Une vie de château endeuillée et ensoleillée

Une vie de château endeuillée et ensoleillée

La vie de château aborde avec délicatesse les attentats du 13 novembre, le deuil et la résilience dans un cadre royal. Ce roman junior est l’adaptation littéraire du film d’animation éponyme primé au festival d’Annecy en 2019.

En général, ce sont les livres qui sont adaptés au cinéma et non l’inverse. Pour La vie de château, film d’animation primé au festival d’Annecy en 2019, c’est le contraire. Et comme le film d’animation est une pépite qui fait le grand écart sur l’échelle des émotions avec finesse, difficile de ne pas avoir une petite appréhension en ouvrant le roman junior… Va-t-il être à la hauteur ?

Une vie de château… vraiment ?

D’abord, ne pas se fier au titre, un tantinet trompeur. Exit les princes et les princesses de ce livre.
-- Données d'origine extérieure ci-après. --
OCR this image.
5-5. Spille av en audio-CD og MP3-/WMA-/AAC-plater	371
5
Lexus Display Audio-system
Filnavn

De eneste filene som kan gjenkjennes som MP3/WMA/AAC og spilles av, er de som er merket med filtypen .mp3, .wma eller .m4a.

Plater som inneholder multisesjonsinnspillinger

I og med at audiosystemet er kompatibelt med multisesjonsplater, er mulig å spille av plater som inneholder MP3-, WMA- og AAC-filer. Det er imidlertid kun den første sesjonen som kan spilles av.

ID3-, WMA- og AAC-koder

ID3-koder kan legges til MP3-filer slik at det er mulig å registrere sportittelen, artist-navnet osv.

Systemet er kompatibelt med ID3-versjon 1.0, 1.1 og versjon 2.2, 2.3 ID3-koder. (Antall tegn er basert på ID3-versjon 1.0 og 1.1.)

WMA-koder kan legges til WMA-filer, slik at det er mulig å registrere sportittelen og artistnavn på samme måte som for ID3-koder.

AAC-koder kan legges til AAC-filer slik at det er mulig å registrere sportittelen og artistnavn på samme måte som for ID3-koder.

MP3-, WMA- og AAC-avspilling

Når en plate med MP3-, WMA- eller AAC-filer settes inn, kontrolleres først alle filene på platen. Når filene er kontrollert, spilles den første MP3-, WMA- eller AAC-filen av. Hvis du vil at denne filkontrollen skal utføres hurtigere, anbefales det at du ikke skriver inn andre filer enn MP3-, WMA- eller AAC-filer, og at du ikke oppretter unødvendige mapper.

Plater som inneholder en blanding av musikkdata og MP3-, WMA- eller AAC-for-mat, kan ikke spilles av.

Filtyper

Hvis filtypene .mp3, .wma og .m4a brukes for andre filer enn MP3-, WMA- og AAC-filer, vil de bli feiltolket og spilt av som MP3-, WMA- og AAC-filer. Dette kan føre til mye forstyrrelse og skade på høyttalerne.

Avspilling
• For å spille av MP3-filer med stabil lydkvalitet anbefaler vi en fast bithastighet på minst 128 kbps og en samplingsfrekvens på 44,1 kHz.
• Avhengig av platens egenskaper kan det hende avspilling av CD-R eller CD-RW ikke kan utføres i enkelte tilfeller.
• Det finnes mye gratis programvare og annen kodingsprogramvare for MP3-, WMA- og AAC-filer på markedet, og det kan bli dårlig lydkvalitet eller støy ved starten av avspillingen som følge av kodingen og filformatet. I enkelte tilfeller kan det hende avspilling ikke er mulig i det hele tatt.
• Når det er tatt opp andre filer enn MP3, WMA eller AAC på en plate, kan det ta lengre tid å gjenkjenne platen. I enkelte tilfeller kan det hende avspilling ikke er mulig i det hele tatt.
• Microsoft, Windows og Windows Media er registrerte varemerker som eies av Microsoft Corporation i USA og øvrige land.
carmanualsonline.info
Violette est une enfant d’aujourd’hui qui assiste à l’enterrement de ses parents, tués dans les attentats du 13 novembre. Pupille de la nation sous la responsabilité de Geneviève, assistante sociale, elle est confiée à son oncle Régis. L’homme bourru et taiseux est régisseur du château de Versailles et vit dans une bicoque perdue dans les jardins royaux. Violette le déteste. En plus, il pue. Il ressemblerait presque à un ogre…

Illustration de La Vie de château (L’école des loisirs)
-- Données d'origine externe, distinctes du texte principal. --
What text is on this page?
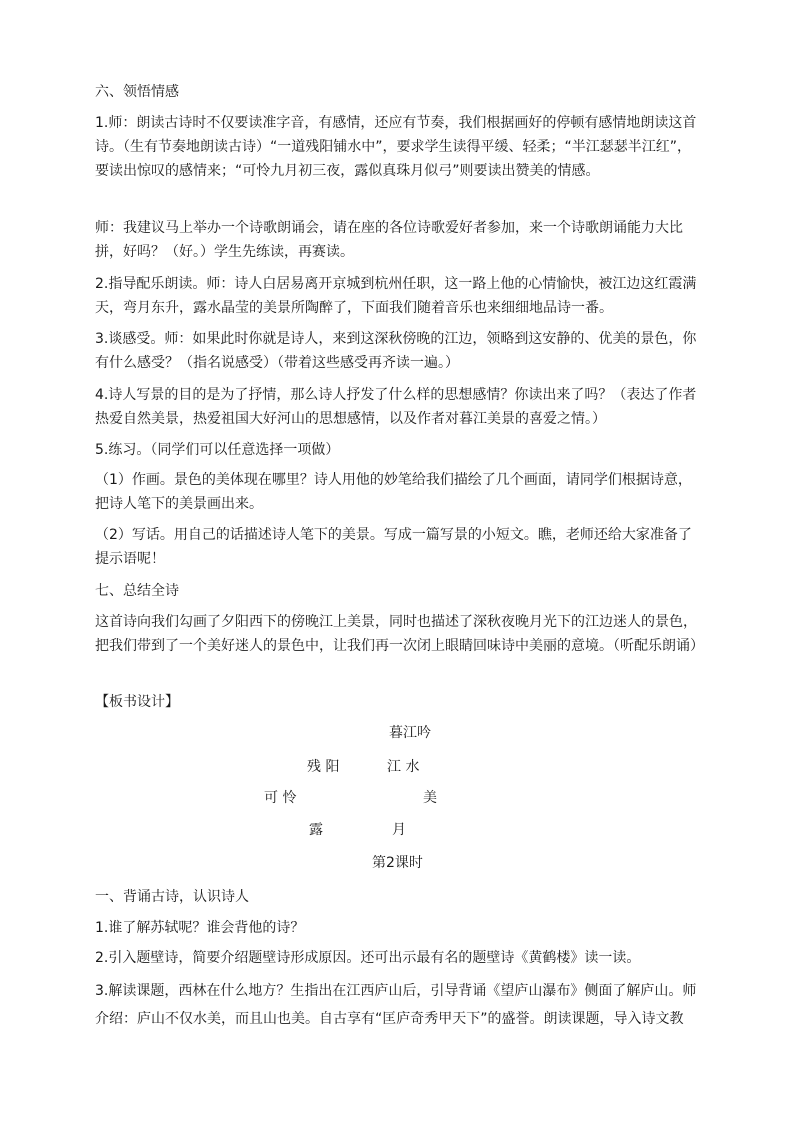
六、领悟情感

1.师：朗读古诗时不仅要读准字音，有感情，还应有节奏，我们根据画好的停顿有感情地朗读这首诗。（生有节奏地朗读古诗）“一道残阳铺水中”，要求学生读得平缓、轻柔；“半江瑟瑟半江红”，要读出惊叹的感情来；“可怜九月初三夜，露似真珠月似弓”则要读出赞美的情感。

师：我建议马上举办一个诗歌朗诵会，请在座的各位诗歌爱好者参加，来一个诗歌朗诵能力大比拼，好吗？（好。）学生先练读，再赛读。

2.指导配乐朗读。师：诗人白居易离开京城到杭州任职，这一路上他的心情愉快，被江边这红霞满天，弯月东升，露水晶莹的美景所陶醉了，下面我们随着音乐也来细细地品诗一番。

3.谈感受。师：如果此时你就是诗人，来到这深秋傍晚的江边，领略到这安静的、优美的景色，你有什么感受？（指名说感受）（带着这些感受再齐读一遍。）

4.诗人写景的目的是为了抒情，那么诗人抒发了什么样的思想感情？你读出来了吗？（表达了作者热爱自然美景，热爱祖国大好河山的思想感情，以及作者对暮江美景的喜爱之情。）

5.练习。（同学们可以任意选择一项做）

（1）作画。景色的美体现在哪里？诗人用他的妙笔给我们描绘了几个画面，请同学们根据诗意，把诗人笔下的美景画出来。

（2）写话。用自己的话描述诗人笔下的美景。写成一篇写景的小短文。瞧，老师还给大家准备了提示语呢！

七、总结全诗

这首诗向我们勾画了夕阳西下的傍晚江上美景，同时也描述了深秋夜晚月光下的江边迷人的景色，把我们带到了一个美好迷人的景色中，让我们再一次闭上眼睛回味诗中美丽的意境。（听配乐朗诵）

【板书设计】

暮江吟
残 阳	江 水
可 怜	美
露	月
第2课时

一、背诵古诗，认识诗人

1.谁了解苏轼呢？谁会背他的诗？

2.引入题壁诗，简要介绍题壁诗形成原因。还可出示最有名的题壁诗《黄鹤楼》读一读。

3.解读课题，西林在什么地方？生指出在江西庐山后，引导背诵《望庐山瀑布》侧面了解庐山。师介绍：庐山不仅水美，而且山也美。自古享有“匡庐奇秀甲天下”的盛誉。朗读课题，导入诗文教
L’histoire commence, cruelle et sombre, comme le sont souvent les contes. La perte et la peine tétanisent cette famille improvisée et endeuillée, incapable de communiquer. L’obstination de l’une, qui multiplie les fugues pour rentrer chez elle, et la maladresse de l’autre, qui est totalement déboussolé dans son travail, vont pourtant s’estomper, étape par étape, le temps du deuil. Les deux protagonistes vont finir par s’adopter avec l’aide subtil et merveilleux, d’une araignée géante (les tuyaux des bassins), d’une fée avec un plumeau (Olga), d’une souris (qui a le nez fin)…

Une adaptation fidèle et réussie

La vie de château, Clémence Madeleine-Perdrillat et Nathaniel H'Limi, L'école des loisirs, 108 pages, 11 €.
L’école des loisirs, 108 pages, 11 €.

Clémence Madeleine-Perdrillat et Nathaniel H’Limi, les réalisateurs et auteurs, ont su transformer les émotions suggérées par les images mutiques de leur dessin animé, par des mots orchestrés dans un roman choral poignant et joyeux. Certes, entre le film et le livre, très fidèle, l’expérience est différente mais se révèle, pour l’un comme pour l’autre, bouleversante. Car il est question des attentats du 13 novembre, de mort et de deuil. Mais il est aussi question de résilience.

Chamboulé, spectateur comme lecteur n’a pas tellement envie de laisser Violette et Régis. Il aimerait en voir et en lire davantage… ça tombe bien car une suite est prévue aussi bien sur les écrans que dans les pages.